Issues were joined in these actions February 18, 1887. An order was entered on the same day in an action in the supreme court, brought by Charles H. Meiggs against The American Opera Company, declaring it insolvent, and sequestering all its property and effects for its creditors, and restraining all further business or interference therewith by any of 'its officers or agents, and appointing Thomas Gr. Rigney, as “receiver of all its property, rights and things in action, with the usual powers and duties as provided by law.” Final judgment was entered in said action March 22, 1887, confirming said appointment in all things. The receiver qualified and entered upon the duties of his office. In the judgment it is provided “that the defendant corporation, and each and every person claiming-to act by or under any authority, office or power derived from it, be permanently restrained and enjoined from attempting to exercise any power or authority over any of the assets or property rights thereof.” The two actions in the city court terminated in judgment for the plaintiff, April 23, 1887. The defendant was represented on the trial *537by its present attorneys, Eaton & Lewis, and these attorneys, on behalf of the defendant (the opera company), served notices of appeal, May 2, 1887, which were retained, without objection, by the plaintiff’s attorney until May nineteenth, when they were returned for irregularity, in this, that the attorneys who served the notices had been practically superseded by the sequestration and receivership. If the opera company had been the plaintiff, prosecuting for rights of property, the transfer of its intereest therein to the receiver might have been a good objection to an appeal subsequently taken by the corporation. Mills v. Hoag, 7 Paige, 18; Hackley v. Hope, 2 Ct. App. Dec., 298.

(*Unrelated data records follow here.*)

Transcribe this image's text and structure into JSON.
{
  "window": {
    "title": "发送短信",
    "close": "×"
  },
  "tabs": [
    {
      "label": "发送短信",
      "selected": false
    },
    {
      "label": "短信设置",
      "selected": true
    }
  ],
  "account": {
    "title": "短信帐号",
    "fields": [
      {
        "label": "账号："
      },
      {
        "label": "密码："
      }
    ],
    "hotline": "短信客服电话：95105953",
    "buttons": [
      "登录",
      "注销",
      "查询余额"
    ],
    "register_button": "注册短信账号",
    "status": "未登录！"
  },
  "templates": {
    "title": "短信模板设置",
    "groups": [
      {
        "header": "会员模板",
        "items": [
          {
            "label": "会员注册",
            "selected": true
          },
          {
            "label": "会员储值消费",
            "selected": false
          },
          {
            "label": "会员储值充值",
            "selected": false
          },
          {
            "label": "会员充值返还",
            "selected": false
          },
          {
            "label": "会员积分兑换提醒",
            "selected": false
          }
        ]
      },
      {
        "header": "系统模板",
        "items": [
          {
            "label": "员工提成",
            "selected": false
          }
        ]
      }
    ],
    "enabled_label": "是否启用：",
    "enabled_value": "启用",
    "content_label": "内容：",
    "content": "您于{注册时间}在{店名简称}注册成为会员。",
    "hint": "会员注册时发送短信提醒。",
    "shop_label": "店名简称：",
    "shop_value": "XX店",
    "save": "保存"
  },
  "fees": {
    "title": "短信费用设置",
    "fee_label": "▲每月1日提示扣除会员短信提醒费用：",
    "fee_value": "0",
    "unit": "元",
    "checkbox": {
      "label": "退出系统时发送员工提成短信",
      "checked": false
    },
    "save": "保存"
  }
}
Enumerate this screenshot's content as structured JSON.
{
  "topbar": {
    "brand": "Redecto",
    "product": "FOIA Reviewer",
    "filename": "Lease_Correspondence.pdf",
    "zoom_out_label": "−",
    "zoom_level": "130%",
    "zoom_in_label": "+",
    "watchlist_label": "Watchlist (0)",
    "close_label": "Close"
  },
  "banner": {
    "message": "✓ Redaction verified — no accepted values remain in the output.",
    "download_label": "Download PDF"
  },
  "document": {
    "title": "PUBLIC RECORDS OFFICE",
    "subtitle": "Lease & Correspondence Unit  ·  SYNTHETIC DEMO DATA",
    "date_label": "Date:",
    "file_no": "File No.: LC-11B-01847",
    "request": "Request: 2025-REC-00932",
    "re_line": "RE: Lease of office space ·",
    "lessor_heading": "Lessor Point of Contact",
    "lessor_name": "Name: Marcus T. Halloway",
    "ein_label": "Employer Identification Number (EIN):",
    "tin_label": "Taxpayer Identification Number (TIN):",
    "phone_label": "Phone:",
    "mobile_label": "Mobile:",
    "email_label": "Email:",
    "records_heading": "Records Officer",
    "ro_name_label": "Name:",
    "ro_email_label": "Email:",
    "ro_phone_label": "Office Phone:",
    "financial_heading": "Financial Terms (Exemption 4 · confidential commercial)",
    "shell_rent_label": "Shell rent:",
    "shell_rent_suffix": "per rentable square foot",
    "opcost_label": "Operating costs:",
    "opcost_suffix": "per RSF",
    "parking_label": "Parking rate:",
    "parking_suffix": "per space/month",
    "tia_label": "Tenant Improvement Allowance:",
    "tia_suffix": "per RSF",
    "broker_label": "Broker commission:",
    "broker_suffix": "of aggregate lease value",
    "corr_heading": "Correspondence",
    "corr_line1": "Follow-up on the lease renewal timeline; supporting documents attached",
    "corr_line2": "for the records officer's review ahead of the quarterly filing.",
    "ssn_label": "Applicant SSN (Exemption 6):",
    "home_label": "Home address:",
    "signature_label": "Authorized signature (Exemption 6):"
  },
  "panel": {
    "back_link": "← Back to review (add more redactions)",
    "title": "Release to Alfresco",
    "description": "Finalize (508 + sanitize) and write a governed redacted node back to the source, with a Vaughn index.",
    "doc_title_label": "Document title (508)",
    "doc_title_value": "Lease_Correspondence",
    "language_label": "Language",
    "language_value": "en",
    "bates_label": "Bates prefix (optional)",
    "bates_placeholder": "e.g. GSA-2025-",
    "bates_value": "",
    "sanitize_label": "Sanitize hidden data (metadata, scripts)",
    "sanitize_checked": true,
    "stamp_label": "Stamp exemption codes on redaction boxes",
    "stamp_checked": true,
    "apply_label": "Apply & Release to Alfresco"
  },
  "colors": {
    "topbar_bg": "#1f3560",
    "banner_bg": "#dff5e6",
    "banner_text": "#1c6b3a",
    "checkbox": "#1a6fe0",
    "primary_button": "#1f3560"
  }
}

But here the corporation is merely exercising its natural right of defense, which is not superseded by the sequestration and the appointment of a receiver. The receiver neither urges nor opposes the appeals taken, and seems indifferent respecting them. What control he could assert, if he chose to need not be considered, because he has made no application in the premises. The supreme court action was not brought to dissolve the corporation (Code, § 1785), nor does the judgment undertake to dissolve it. It merely sequesters the property of the corporation (section 1784), and, until judgment dissolving the corporation and ending its existence, any contract may be enforced against it, as well after as before the appointment of a receiver (Pringle v. Woolworth, 90 N. Y., at pp. 510, 511). If this be so, it must follow as a necessary consequence that the appointment of a receiver does not take away from the insolvent corporation the right-to defend itself by all legal means against hostile proceedings prosecuted against it. The plaintiffs herein continued the prosecution of the actions against the corporation after the appointment of the receiver, and its right of defense, which was conceded to and exercised by it at the trial, does .not end until the litigation is finally brought to a close, according to the forms of practice laid down by the ' Code. The sequestration of the assets of the corporation operates to interrupt and suspend its ordinary business, but does not necessarily affect the corporate franchise (Mann v. Pentz, 3 N. Y., at p. 419), and if the assets prove more than sufficient to liquidate its liabilities, the surplus goes back to the corporation, where it legally belongs. The corporation need not await the final distribution, for on paying its creditors it is entitled to have the action for sequestration discontinued and the receiver discharged (Angell, rec’r, v. Silsbury, 19 How. Pr., 48). The court cannot, under such circumstances, hold that the-corporation has lost its right to prosecute these appeals in defending itself from a liability which it disputes, and which under certain possibilities, it may ultimately have to discharge.
For these reasons the application must be denied, but without costs.